Плащик стриптизерши певица сменила на легкий брючный костюм в
бежевых тонах. Она сидела перед большим зеркалом, доводя до
совершенства и без того прекрасный макияж. Когда мы вошли, она
обернулась, глядя на нас испытующе.
Паша впал в религиозный экстаз, и я дал ему выплеснуть все
переполнявшее его обожание. Гоморра благосклонно приняла букет,
поучаствовала в селфи и даже чмокнула юного поклонника в лоб.
— А теперь, мальчик, присядь, дай взрослым поговорить.

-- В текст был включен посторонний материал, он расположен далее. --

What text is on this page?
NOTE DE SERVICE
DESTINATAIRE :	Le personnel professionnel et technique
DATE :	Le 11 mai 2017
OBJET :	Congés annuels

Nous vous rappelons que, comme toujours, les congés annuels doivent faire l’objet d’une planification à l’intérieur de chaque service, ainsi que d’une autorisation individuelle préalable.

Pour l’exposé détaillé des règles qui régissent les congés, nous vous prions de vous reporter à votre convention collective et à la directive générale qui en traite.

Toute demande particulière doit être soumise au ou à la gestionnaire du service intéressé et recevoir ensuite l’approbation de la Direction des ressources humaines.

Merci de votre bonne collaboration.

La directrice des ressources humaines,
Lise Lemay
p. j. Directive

Певица указала наманикюренным пальцем на кресло в углу
гримерной.
— Значит, в городе новый шериф? — спросила Гоморра меня с легкой
насмешкой.
— Скорее новый лесник, который набрел на след браконьера, — я
обернулся и выразительно посмотрел на мгновенно уснувшего в кресле
Пашу. — Сколько энергии можно выкачать из молодого и полного сил
юноши всего одним материнским поцелуем?
— А что, надо было отослать его в бар? Грубо, не находишь,
лесник? А нам стоит познакомиться и поговорить спокойно, без лишних
глаз и ушей.
— Я был знаком с одной сиреной. Тоже певунья. Но ты не такая!
Нет, ты — другой монстр.
— Разве я похоже на чудовище? — брюнетка обольстительно
улыбнулась.
— Гоморра — интересный псевдоним. Но не слишком благозвучный, —
сменил я тему разговора, пытаясь притушить огонь желания,
разгоравшийся от одного ее голоса.
— Можешь звать меня Мара! — певица накрыла мою руку ладонью. —
Ну же, охотник, я не причиняю вреда! Я отпила по капельке у каждого
в этом зале, они восполнят ущерб, надравшись этим вечером и
взгромоздившись на своих неумытых подруг. Я даже не превращаю их в
свиней, как моя дальняя родственница, они справляются сами. Но
никто не может предать свою суть. Даже ты, мертвый воин. И ты ведь
не обидишь слабую женщину.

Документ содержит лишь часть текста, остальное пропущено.